アドルフ・ヴェルフリ展 | あさひのブログ
兵庫県立美術館のアドルフ・ヴェルフリ展へ行ってきました。

この作家については全く知らないので解説に依ると、スイスの精神病院に収容されてたある患者が興味深い絵を描くことに注目した担当医が新聞用紙と鉛筆を与えたところ壮大な物語を描き出した…というような経緯らしくて、本人が芸術を目指したというよりは偶然の賜物なところがあるみたい。
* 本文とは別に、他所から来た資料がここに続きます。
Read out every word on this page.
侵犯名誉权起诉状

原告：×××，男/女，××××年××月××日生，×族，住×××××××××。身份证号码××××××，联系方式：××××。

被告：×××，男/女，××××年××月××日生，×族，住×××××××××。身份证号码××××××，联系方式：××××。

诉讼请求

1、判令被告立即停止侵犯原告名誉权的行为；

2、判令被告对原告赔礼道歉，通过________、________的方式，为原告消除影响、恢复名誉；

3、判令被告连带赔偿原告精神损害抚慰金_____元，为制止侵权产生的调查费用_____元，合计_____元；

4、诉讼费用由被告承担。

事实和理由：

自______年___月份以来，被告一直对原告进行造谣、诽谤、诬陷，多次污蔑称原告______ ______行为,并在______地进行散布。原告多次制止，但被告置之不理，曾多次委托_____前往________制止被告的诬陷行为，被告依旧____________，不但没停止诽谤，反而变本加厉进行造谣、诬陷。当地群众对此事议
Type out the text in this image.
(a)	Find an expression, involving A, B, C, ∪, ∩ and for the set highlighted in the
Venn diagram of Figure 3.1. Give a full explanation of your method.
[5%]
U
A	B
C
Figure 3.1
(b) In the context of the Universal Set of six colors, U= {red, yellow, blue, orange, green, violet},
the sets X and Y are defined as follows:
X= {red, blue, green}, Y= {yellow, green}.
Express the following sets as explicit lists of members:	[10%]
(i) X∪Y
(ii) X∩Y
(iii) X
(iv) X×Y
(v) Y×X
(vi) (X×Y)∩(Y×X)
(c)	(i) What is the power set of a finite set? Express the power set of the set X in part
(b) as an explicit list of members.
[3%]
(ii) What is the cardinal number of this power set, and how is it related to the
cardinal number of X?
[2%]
作風は確かに個性的。端的に言ってしまうと曼荼羅模様みたい。画面を枠で区切り象形文字のように繰り返し現れるモチーフ、記号、数字。神経質そうな細かい直線とびっしりかきこまれた文字(英語ではないので理解できず)、単純そうでいてなめらかなグラデーションを施していたり色の組み合わせのこだわりが。規則性を持つのに対称性は揺らいでいて不安定。

物事を見たままではなく何かに変換して間接的に表現するのが芸術だと思うけど、そういう意味でこれは芸術ではなく、彼の心というか周りに見えてるもの、空気とか世の中そのもののような気が。模様の賑やかさや強くデフォルメされた人や動物のモチーフは陽の方向に捉えられないこともないけど、私には全般的に重苦しくて直接的であまりいい気分にはならなかったかな…。
特に序盤中盤で多く出て来るモチーフとして、牧師を表しているかのような頭に十字架を負った目の落ちくぼんだ男、楽譜、筆記体で書かれた文字の波。この三点は教会を象徴してるんじゃないかと思います。おそらく幼い頃に連れていかれた教会でのミサ。よくわからないけど音楽がながれておじさんがよくわからないことをぺちゃくちゃ喋っててみんな十字架が助けてくれると祈ってる…その風景が何か世界のすべて、世界そのものとして刷り込まれたんじゃないかなと。そして人々を救う教会であるのに画面全体に漂う不安感…完全に清らかな人間などいないし彼自身どこかで後ろめたいことがあり、そのことで終始十字架に責め立てられてる、終始誰かが自分を責めているという妄想を描いてるように見えて仕方ない。

正直好きにはなれない画風だけど、普通の発想ではない、枠にとらわれない発想という意味で面白いと思いました。文字がけっこう重要な位置を占めるのだけど読めない(言語的な意味で)のがやっぱりイタイなぁ。意味不明の文字列なのか、それとも単語の羅列なのか文章なのか、それだけでも解説してくれてると助かるんだけど…?


アドルフ・ヴェルフリ 二萬五千頁の王国
1/11(水)-2/26(日) 兵庫県立美術館

兵庫県立美術館
阪神岩屋駅から海へ向かって、けっこう歩きます。